# Imagine you went into a coma in 1994...



## Martin T. Focazio (Mar 21, 2018)

...and woke up in 2017.

Back in 1994, you worked as a Stage Manager, Technical Director, Lighting Designer, Sound Technician and so on. Backstage was where you lived and worked.

When you fell into your coma, computer control of lighting was not widespread (DMX was just starting to gain market traction), sound boards were huge analog contraptions, all lighting instruments were hot, had ridiculously expensive lamps and used massive amounts of electricity....you get the idea.

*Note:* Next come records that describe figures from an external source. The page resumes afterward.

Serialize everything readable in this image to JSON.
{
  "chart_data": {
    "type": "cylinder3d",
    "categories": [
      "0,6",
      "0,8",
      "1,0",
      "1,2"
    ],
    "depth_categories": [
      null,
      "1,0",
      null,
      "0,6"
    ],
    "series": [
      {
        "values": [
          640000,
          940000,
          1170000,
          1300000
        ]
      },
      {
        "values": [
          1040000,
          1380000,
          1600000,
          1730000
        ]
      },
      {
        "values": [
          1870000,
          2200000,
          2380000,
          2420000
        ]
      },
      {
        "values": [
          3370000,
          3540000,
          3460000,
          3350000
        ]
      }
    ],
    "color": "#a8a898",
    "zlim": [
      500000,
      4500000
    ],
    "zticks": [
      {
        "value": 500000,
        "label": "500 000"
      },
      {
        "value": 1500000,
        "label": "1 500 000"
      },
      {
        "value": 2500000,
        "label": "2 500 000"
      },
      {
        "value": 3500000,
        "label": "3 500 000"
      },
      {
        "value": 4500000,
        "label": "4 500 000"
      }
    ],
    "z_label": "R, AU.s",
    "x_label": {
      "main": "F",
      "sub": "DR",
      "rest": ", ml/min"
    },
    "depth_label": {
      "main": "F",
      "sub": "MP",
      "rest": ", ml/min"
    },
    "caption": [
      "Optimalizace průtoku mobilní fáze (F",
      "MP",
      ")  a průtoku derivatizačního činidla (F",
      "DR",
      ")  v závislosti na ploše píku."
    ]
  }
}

Now you've woken up in 2017, and the technology is different but shows are still shows. The lights come on, the lights change color and direction, the sound comes out and the show goes on.

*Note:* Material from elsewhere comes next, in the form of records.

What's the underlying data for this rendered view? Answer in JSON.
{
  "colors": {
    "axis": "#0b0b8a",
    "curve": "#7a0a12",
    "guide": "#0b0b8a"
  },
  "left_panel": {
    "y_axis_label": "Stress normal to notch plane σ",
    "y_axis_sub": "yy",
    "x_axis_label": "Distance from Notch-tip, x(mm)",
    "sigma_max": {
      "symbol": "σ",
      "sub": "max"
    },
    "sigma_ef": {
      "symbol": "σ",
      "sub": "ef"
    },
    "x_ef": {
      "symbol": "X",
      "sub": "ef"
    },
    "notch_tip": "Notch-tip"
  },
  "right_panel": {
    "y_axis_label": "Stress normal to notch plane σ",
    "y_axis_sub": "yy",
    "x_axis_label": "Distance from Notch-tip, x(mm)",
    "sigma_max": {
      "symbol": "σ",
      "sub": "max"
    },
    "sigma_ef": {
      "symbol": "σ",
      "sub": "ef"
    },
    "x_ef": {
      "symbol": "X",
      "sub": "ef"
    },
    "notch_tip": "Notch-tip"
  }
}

What would you suggest as starting points for your recently awakened person to get started learning about the "state of now" for major show technologies - lighting, sound, rigging, mechanical controls?

_(I mean aside from joining this forum, of course?)_


----------



## jayvee (Mar 22, 2018)

Martin T. Focazio said:


> ...and woke up in 2017.
> 
> Back in 1994, you worked as a Stage Manager, Technical Director, Lighting Designer, Sound Technician and so on. Backstage was where you lived and worked.
> 
> ...


"This here is called a Source Four and it is the BUSINESS"


----------



## Amiers (Mar 22, 2018)

YouTube. 

The internet is more than dial up and dsl. Whatever you have on paper is now digital. 

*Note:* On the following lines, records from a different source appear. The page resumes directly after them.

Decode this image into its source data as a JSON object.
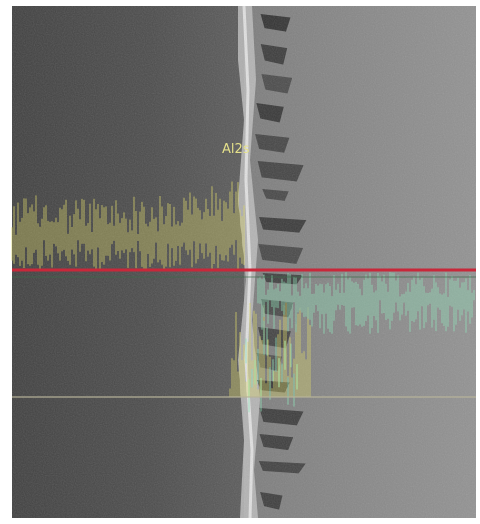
{
  "image": {
    "label": "Al2s",
    "colors": {
      "left_region": "#4a4a4a",
      "right_region": "#8a8a8a",
      "interface": "#d8d8d8",
      "particle": "#2a2a2a",
      "trace_yellow": "#d9d46a",
      "trace_green": "#8fe0b8",
      "marker_line": "#c8283a",
      "baseline": "#b8b49a"
    }
  }
}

Asking google for anything is a great start. Besides rigging you will find a decent amount of useable knowledge. 

Take a class or two on computers and what they can do. 

Read up on the .orgs ETCP ESTA USITT LDI NAM. 

Go to your local theatre , club, mega church , convention center and ask questions. 

Get on a local list as an overhire and watch, work and relearn. 


Apply what you know and add to what you don’t.


----------



## Martin T. Focazio (Mar 22, 2018)

jayvee said:


> "This here is called a Source Four and it is the BUSINESS"


OMG. It's a magic lamp! Priced like a cheap car! 
But seriously, thanks. Great start. Read up on LED tech, RGBAW, etc. Neat stuff.


----------



## Martin T. Focazio (Mar 22, 2018)

Amiers said:


> Go to your local theatre , club, mega church , convention center and ask questions.



Thanks for the list. It's very helpful.


----------



## Van (Mar 22, 2018)

"Well, this here is Shinola...."


----------



## lwinters630 (Mar 26, 2018)

I would hand them a smart phone, loaded with theater apps. Without moving an inch, they light up the entire theater lights, streaking at the touch of a button.
with full sound pouring out of that small smart phone in their hand and into the house system. A touch of an app an they mixed the full show in seconds.
One more touch brings an overwhelming LED wall to life, with depth of motion that captivates their entire emotions.
Glancing down to that little device in their hand, they fall down, inundated from what seems unbelievable, back into the coma......


----------



## RickR (Mar 26, 2018)

Major lighting steps

Source 4, it's not just another ellips
LEDs, built in dimmers, scrollers are dead, running DMX to everything
Consoles are far smarter, forget the DMX address chart and patch panels, a whole fixture is a channel

Pixel mapping will blow your mind
Video

LED video is real, and everywhere

Projection mapping is hot
Everything runs on ethernet!

I'll let someone else chime in on sound.


----------



## JonCarter (Mar 26, 2018)

@Martin, 
Now imagine you went into your coma in 1965 . . .[/USER]


----------



## RickR (Mar 27, 2018)

I nearly did this. I left the 'biz' in 1988 burned out on no money and not even getting any artistic jollies stuck in what I called 'musical comedy land'. 

In roughly 2004 my kids were in a high school musical. I asked a guy where I was buying some gel "So what's changed in the last 15 years?"

I missed DMX, Source 4, HID, and movers becoming common.


----------



## TimMc (Apr 1, 2018)

Martin T. Focazio said:


> OMG. It's a magic lamp! Priced like a cheap car!
> But seriously, thanks. Great start. Read up on LED tech, RGBAW, etc. Neat stuff.




A cheap car? I'm figuring out how few moving lights it takes to pay off my mortgage...

Welcome back to stage, Martin.

I think the de facto source for how to make things work is John Huntington's _Show Networks & Control Systems_ 2nd, Focal Press.

You can read lots of technology history - some of it is fascinating and full of the human stories (technical theatre is a small industry) - and lots of it is arcane and not terribly helpful until you need to interface something old with something new, borrowed or blue. Are your interests in what you missed or more to "how do I do X, Y, Z on contemporary equipment?"


----------



## ruinexplorer (Apr 3, 2018)

It's all digital.


----------